Bukan Julia seorang saya kira yang "hilang ingatan" mengenai Pancasila. Berjuta-juta anak muda dan bahkan orang tua, mungkin juga telah abai terhadap Pancasila. Bagi sebagian orang, Pancasila mungkin tak lebih dari kenangan masa lalu yang cuma berada di lembar-lembar buku sejarah. Sebagian lainnya menempatkannya sebagai kenangan kala ditatar P4 (Pedoman Penghayatan dan Pengamalan Pancasila).
Berikut ini adalah kata beberapa kawan saya mengenai Pancasila. "Waktu mau masuk kampus ada penataran Pancasila beberapa hari. Kenangannya ya saat akhir acara kita semua nangis karena ternyata kita cinta negeri ini," kata Rini Intama.
Lain dengan Rini yang heroik dan romantis, Mas Prasetyo malah melucu saat ditanya mengenai Pancasila. Begini katanya, "Tono di sekolah ditanya sama gurunya: 'Ton apa hubungan Pancasila dengan UUD 45?' Jawab Tono 'Baik-baik saja, Bu... Kayaknya ipar-iparan....'"
Sementara Dedy Tri Riyadi mengenang, "Dulu, saya sering ikut lomba cerdas cermat P4 tingkat SMP - SMA. Materinya adalah bulir-bulir penghayatan Pancasila dan TAP-TAP MPR."
Hanny Sukmawati punya pengalaman lain lagi. "Saat kuliah kita ikut ujian negara mata kuliah Pancasila. Karena kampus kita belum disamakan, masih diakui, maka jadilah kita ikut ujian negara Pancasila di Universitas Indonesia. Nah salah seorang temenku pernah ikut ujian mata kuliah tersebut sampai empat kali dan nggak lulus-lulus juga. Kebayang kan ..Padahal yang namanya pelajaran Pancasila dari SD udah "didoktrinkan" atau ikut yang namanya penataran P4 juga kan... tapi kok nggak lulus... lulus... Padahal pertanyaannya juga itu itu saja, tentang butir-butir Pancasila yang jumlahnya banyak... Sampai akhirnya kita godain aja kalau kamu yang kelima kali ga lulus juga akan dipanggil ke komdak.hehe..."

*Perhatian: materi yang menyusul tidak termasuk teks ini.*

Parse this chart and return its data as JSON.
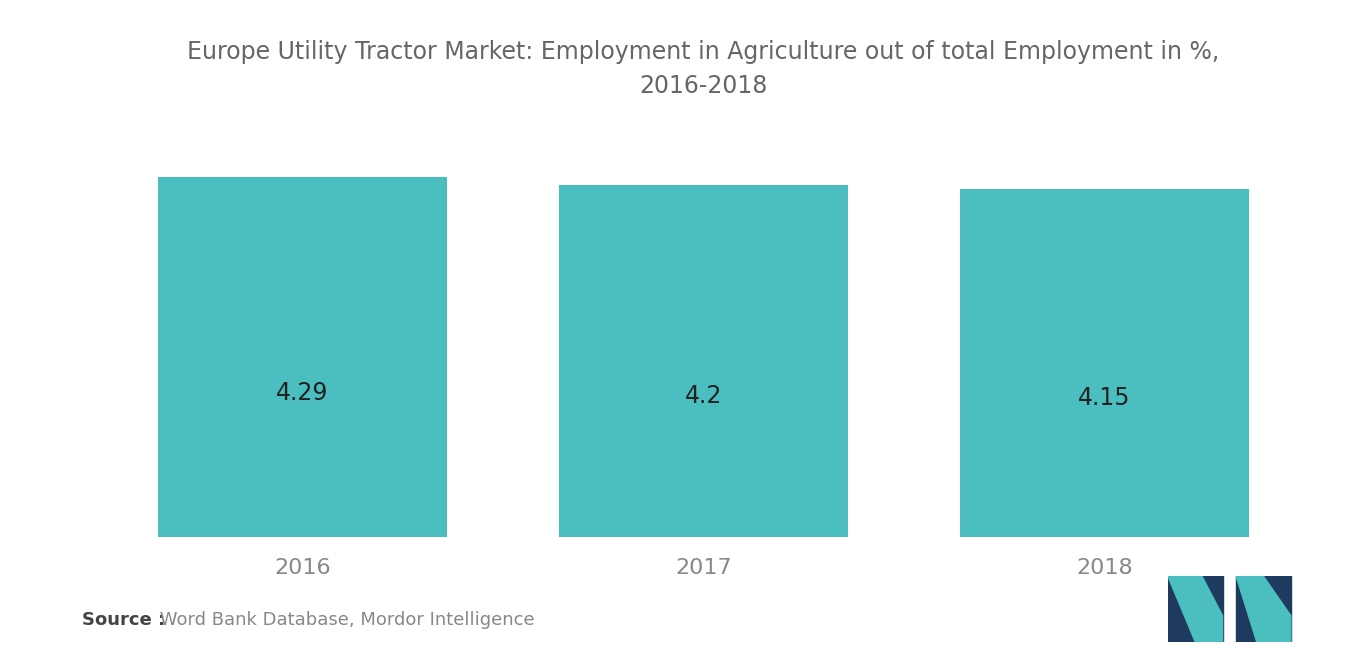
{
  "title_line1": "Europe Utility Tractor Market: Employment in Agriculture out of total Employment in %,",
  "title_line2": "2016-2018",
  "categories": [
    "2016",
    "2017",
    "2018"
  ],
  "values": [
    4.29,
    4.2,
    4.15
  ],
  "bar_color": "#4BBFBF",
  "label_color": "#222222",
  "title_color": "#666666",
  "background_color": "#ffffff",
  "source_bold": "Source :",
  "source_normal": " Word Bank Database, Mordor Intelligence",
  "source_color_bold": "#444444",
  "source_color_normal": "#888888",
  "ylim": [
    0,
    5.0
  ],
  "label_fontsize": 17,
  "title_fontsize": 17,
  "xtick_fontsize": 16,
  "source_fontsize": 13,
  "bar_width": 0.72,
  "logo_teal": "#4BBFBF",
  "logo_navy": "#1e3a5f"
}
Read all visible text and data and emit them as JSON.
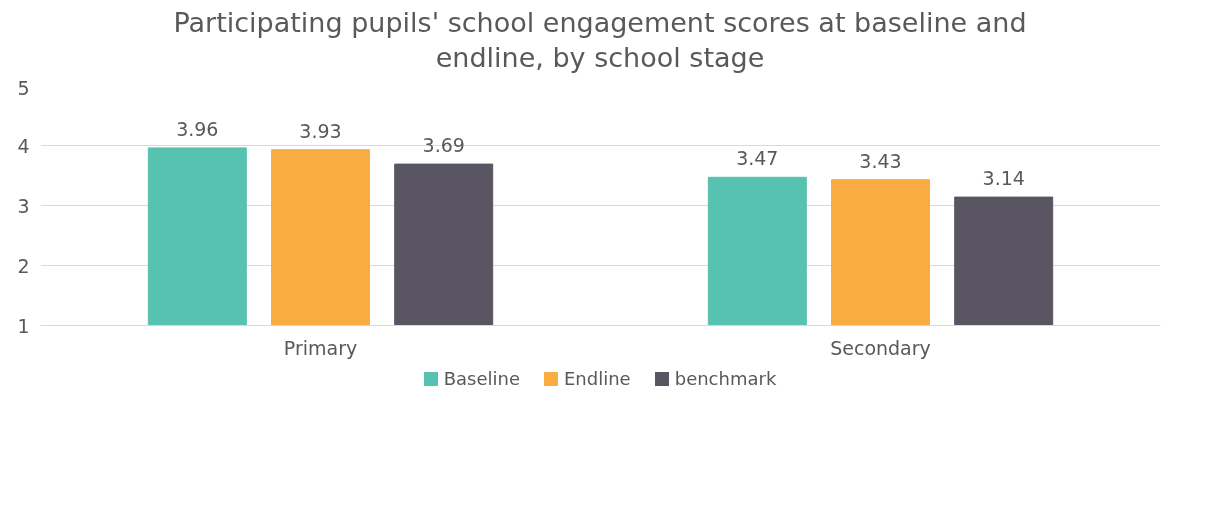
{
  "chart_data": {
    "type": "bar",
    "title": "Participating pupils' school engagement scores at baseline and endline, by school stage",
    "categories": [
      "Primary",
      "Secondary"
    ],
    "series": [
      {
        "name": "Baseline",
        "color": "#57c2b0",
        "values": [
          3.96,
          3.47
        ]
      },
      {
        "name": "Endline",
        "color": "#f9ac42",
        "values": [
          3.93,
          3.43
        ]
      },
      {
        "name": "benchmark",
        "color": "#5a5562",
        "values": [
          3.69,
          3.14
        ]
      }
    ],
    "ylim": [
      1,
      5
    ],
    "yticks": [
      1,
      2,
      3,
      4,
      5
    ],
    "grid": "y",
    "legend": "bottom",
    "data_labels": true
  }
}
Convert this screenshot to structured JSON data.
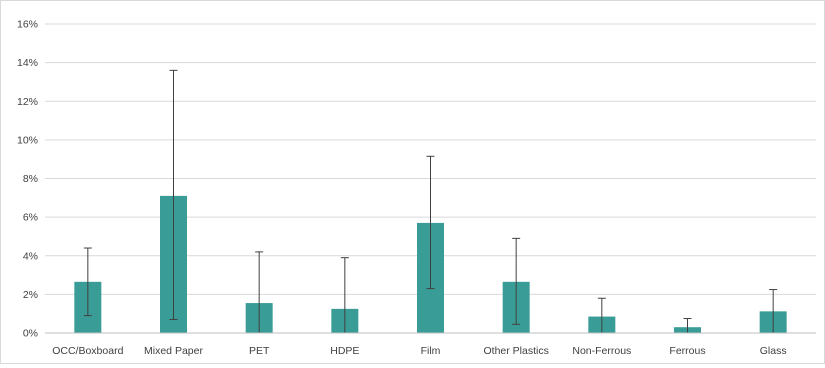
{
  "chart_data": {
    "type": "bar",
    "categories": [
      "OCC/Boxboard",
      "Mixed Paper",
      "PET",
      "HDPE",
      "Film",
      "Other Plastics",
      "Non-Ferrous",
      "Ferrous",
      "Glass"
    ],
    "values": [
      2.65,
      7.1,
      1.55,
      1.25,
      5.7,
      2.65,
      0.85,
      0.3,
      1.12
    ],
    "error_low": [
      0.9,
      0.7,
      0.0,
      0.0,
      2.3,
      0.45,
      0.0,
      0.0,
      0.0
    ],
    "error_high": [
      4.4,
      13.6,
      4.2,
      3.9,
      9.15,
      4.9,
      1.8,
      0.75,
      2.25
    ],
    "ylim": [
      0,
      16
    ],
    "yticks": [
      "0%",
      "2%",
      "4%",
      "6%",
      "8%",
      "10%",
      "12%",
      "14%",
      "16%"
    ],
    "ytick_values": [
      0,
      2,
      4,
      6,
      8,
      10,
      12,
      14,
      16
    ],
    "grid": true,
    "bar_color": "#3a9c96",
    "title": "",
    "xlabel": "",
    "ylabel": ""
  }
}
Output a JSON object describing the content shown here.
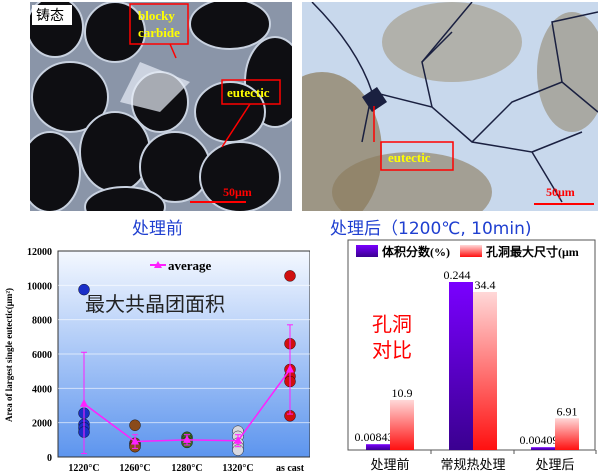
{
  "micrographs": [
    {
      "tag": "铸态",
      "labels": [
        "blocky carbide",
        "eutectic"
      ],
      "scale": "50μm",
      "caption": "处理前"
    },
    {
      "labels": [
        "eutectic"
      ],
      "scale": "50μm",
      "caption": "处理后（1200℃, 10min)"
    }
  ],
  "chart_data": [
    {
      "type": "scatter",
      "title": "最大共晶团面积",
      "ylabel": "Area of largest single eutectic(μm²)",
      "ylim": [
        0,
        12000
      ],
      "yticks": [
        "0",
        "2000",
        "4000",
        "6000",
        "8000",
        "10000",
        "12000"
      ],
      "categories": [
        "1220°C",
        "1260°C",
        "1280°C",
        "1320°C",
        "as cast"
      ],
      "points": [
        [
          9750,
          2550,
          1900,
          1700,
          1450
        ],
        [
          1850,
          800,
          700,
          600
        ],
        [
          1150,
          1000,
          850
        ],
        [
          1500,
          1200,
          800,
          600,
          400
        ],
        [
          10550,
          6600,
          5100,
          4700,
          4400,
          2400
        ]
      ],
      "point_colors": [
        "#1a2fc8",
        "#8a4a1a",
        "#3c6a20",
        "#d8d8e0",
        "#d01010"
      ],
      "series": [
        {
          "name": "average",
          "values": [
            3100,
            900,
            1000,
            950,
            5100
          ],
          "err_low": [
            200,
            500,
            700,
            600,
            2500
          ],
          "err_high": [
            6100,
            1300,
            1300,
            1300,
            7700
          ],
          "color": "#ff20ff"
        }
      ],
      "grid": true,
      "legend": "top-center"
    },
    {
      "type": "bar",
      "title": "孔洞对比",
      "categories": [
        "处理前",
        "常规热处理",
        "处理后"
      ],
      "series": [
        {
          "name": "体积分数(%)",
          "values": [
            0.00843,
            0.244,
            0.00409
          ],
          "labels": [
            "0.00843",
            "0.244",
            "0.00409"
          ],
          "color": "#6a00e0"
        },
        {
          "name": "孔洞最大尺寸(μm",
          "values": [
            10.9,
            34.4,
            6.91
          ],
          "labels": [
            "10.9",
            "34.4",
            "6.91"
          ],
          "color": "#ff3030"
        }
      ],
      "legend": "top"
    }
  ]
}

"Aku dulu hapal sampai ngelothok butir-butir pelaksanaan Pancasila karena jadi wakil cerdas cermat P4 seprovinsi, acaranya mewah di surabaya, dapat uang saku banyak, uangnya kubelikan buku banyak.... Tapi sekarang aku bisa lupa sama sekali butir P4 ada berapa... Hahahaha..." ungkap Johana Ernawati yang seorang wartawati.
Senada dengan Mas Prasetyo, Aries Tanjung juga punya cerita lucu tentang Pancasila.
Guru: A, Pancasila ada berapa?!..
Murid A: Tujuh bu!...
Guru marah.
Murid B: Pssst bego,...Pancasila itu ada lima!...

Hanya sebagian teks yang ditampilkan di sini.